Den Booze holen meistens die Männer, so, wie ich das von früher kenne. Sie kaufen zwei oder mehrere Drinks an der Bar, klemmen sich die Gläser zwischen die großen Pratzen, gehen wie mit eingeschissenen Hosen ganz langsam auf die Frau ihrer Wahl zu und hoffen, dass die Gläser bis dahin nicht überschwappen. Danach stellen sie ein Glas neben der Frau ab, warten auf ein „Dankeschön, Schatz“ und setzen sich mit dem anderen Glas auf ihre eigene Liege, um in einer Automobilzeitschrift zu blättern.
Warum sind sich Menschen eines gewissen Alters aus einer gewissen Klasse nur so ähnlich?
Meine Freundin und ich sind die einzigen Menschen unter 50. Die überwiegende Mehrheit hier und auch außerhalb dieses Hotels, ist über 65, vermutlich schon Nahe der 70. Was mich stört, ist nicht ihre Anwesenheit, sondern ihr Alkoholkonsum. Ihr way of living, der mich an konsumorientierten Massentourismus in einem All-Inklusive-Hotel erinnert. An Berge von Essen, die weggeschmissen werden. An Vordrängeln und Wegnehmen, an Raumeinnehmen und Dinge für selbstverständlich halten. An das Privileg der Ignoranz.
Obwohl ich keine pedantische Nicht-Trinkerin bin, weiß ich aus beruflichen Gründen gut über die Symptome einer mittelstarken Alkoholsucht Bescheid. Es ist nicht nur die Menge, die eine Sucht charakterisiert, sondern auch die Regelmäßigkeit. Die Selbstverständlichkeit, mit der eine Substanz konsumiert und in den Alltag verwoben wird.
Ich muss hier kein Digital Nomad Paradies vorfinden, aber auf la Isla Alcoholica war ich dennoch nicht vorbereitet.
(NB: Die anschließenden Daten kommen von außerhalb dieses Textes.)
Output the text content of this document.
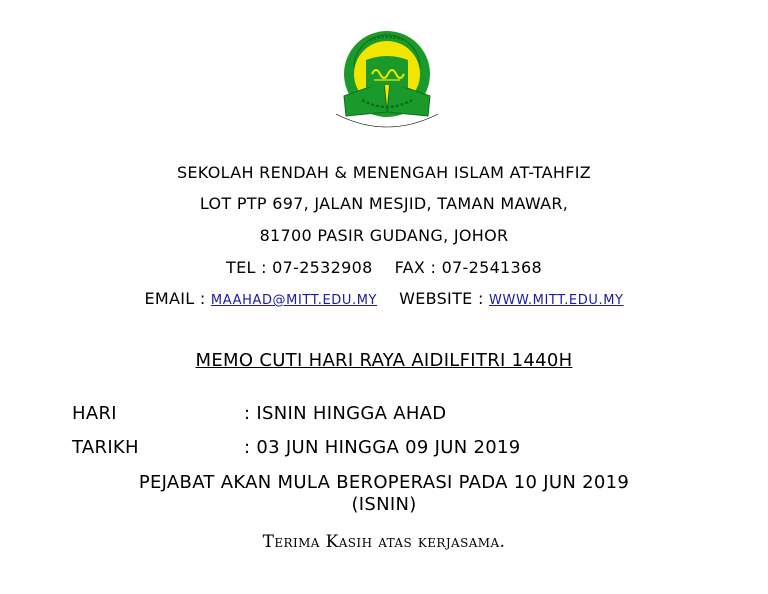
SEKOLAH RENDAH & MENENGAH ISLAM AT-TAHFIZ
LOT PTP 697, JALAN MESJID, TAMAN MAWAR,
81700 PASIR GUDANG, JOHOR
TEL : 07-2532908 FAX : 07-2541368
EMAIL : MAAHAD@MITT.EDU.MY WEBSITE : WWW.MITT.EDU.MY
MEMO CUTI HARI RAYA AIDILFITRI 1440H
HARI	: ISNIN HINGGA AHAD
TARIKH	: 03 JUN HINGGA 09 JUN 2019
PEJABAT AKAN MULA BEROPERASI PADA 10 JUN 2019
(ISNIN)
Terima Kasih atas kerjasama.
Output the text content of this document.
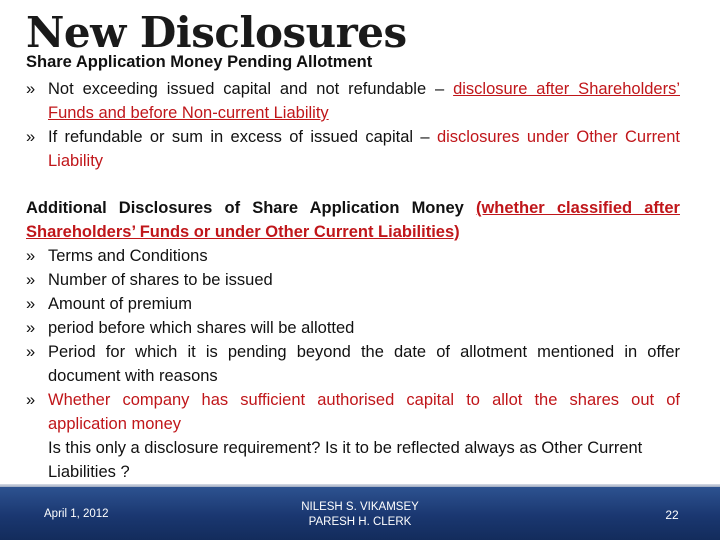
New Disclosures
Share Application Money Pending Allotment
» Not exceeding issued capital and not refundable – disclosure after Shareholders’ Funds and before Non-current Liability
» If refundable or sum in excess of issued capital – disclosures under Other Current Liability
Additional Disclosures of Share Application Money (whether classified after Shareholders’ Funds or under Other Current Liabilities)
» Terms and Conditions
» Number of shares to be issued
» Amount of premium
» period before which shares will be allotted
» Period for which it is pending beyond the date of allotment mentioned in offer document with reasons
» Whether company has sufficient authorised capital to allot the shares out of application money
Is this only a disclosure requirement? Is it to be reflected always as Other Current Liabilities ?
April 1, 2012
NILESH S. VIKAMSEY
PARESH H. CLERK	22
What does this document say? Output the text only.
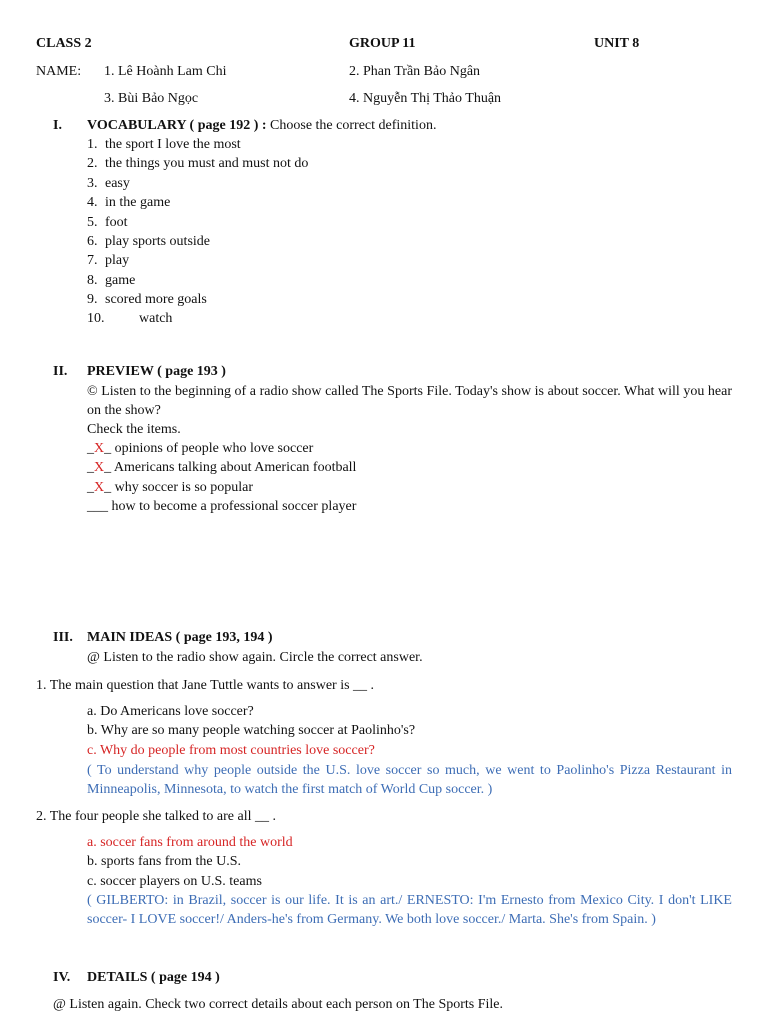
CLASS 2	GROUP 11	UNIT 8
NAME: 1. Lê Hoành Lam Chi	2. Phan Trần Bảo Ngân
3. Bùi Bảo Ngọc	4. Nguyễn Thị Thảo Thuận
I. VOCABULARY ( page 192 ) : Choose the correct definition.
1. the sport I love the most
2. the things you must and must not do
3. easy
4. in the game
5. foot
6. play sports outside
7. play
8. game
9. scored more goals
10. watch
II. PREVIEW ( page 193 )
© Listen to the beginning of a radio show called The Sports File. Today's show is about soccer. What will you hear on the show?
Check the items.
_X_ opinions of people who love soccer
_X_ Americans talking about American football
_X_ why soccer is so popular
___ how to become a professional soccer player
III. MAIN IDEAS ( page 193, 194 )
@ Listen to the radio show again. Circle the correct answer.
1. The main question that Jane Tuttle wants to answer is __ .
a. Do Americans love soccer?
b. Why are so many people watching soccer at Paolinho's?
c. Why do people from most countries love soccer?
( To understand why people outside the U.S. love soccer so much, we went to Paolinho's Pizza Restaurant in Minneapolis, Minnesota, to watch the first match of World Cup soccer. )
2. The four people she talked to are all __ .
a. soccer fans from around the world
b. sports fans from the U.S.
c. soccer players on U.S. teams
( GILBERTO: in Brazil, soccer is our life. It is an art./ ERNESTO: I'm Ernesto from Mexico City. I don't LIKE soccer- I LOVE soccer!/ Anders-he's from Germany. We both love soccer./ Marta. She's from Spain. )
IV. DETAILS ( page 194 )
@ Listen again. Check two correct details about each person on The Sports File.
Ich bin traurig, dass die blondgefärbte Frau bereits um 12 Uhr Alkohol bestellt. Ich habe Empathie für diese Frau, aber ich empfinde auch Mitleid. Mitleid für die scheinbare Abwesenheit von Hobbys. Mitleid für die Sinnlosigkeit ihres Alltags und Mitleid für ihre Seele, die sich nach echter Ruhe und Zufriedenheit sehnt, die sich auch nach dem vierten oder fünften Glas mit Sicherheit nicht einstellen wird.
Ich klappe mein Macbook zu, und gehe zurück in die Wohnung. Hoffentlich hat die Baustelle bis dahin aufgehört.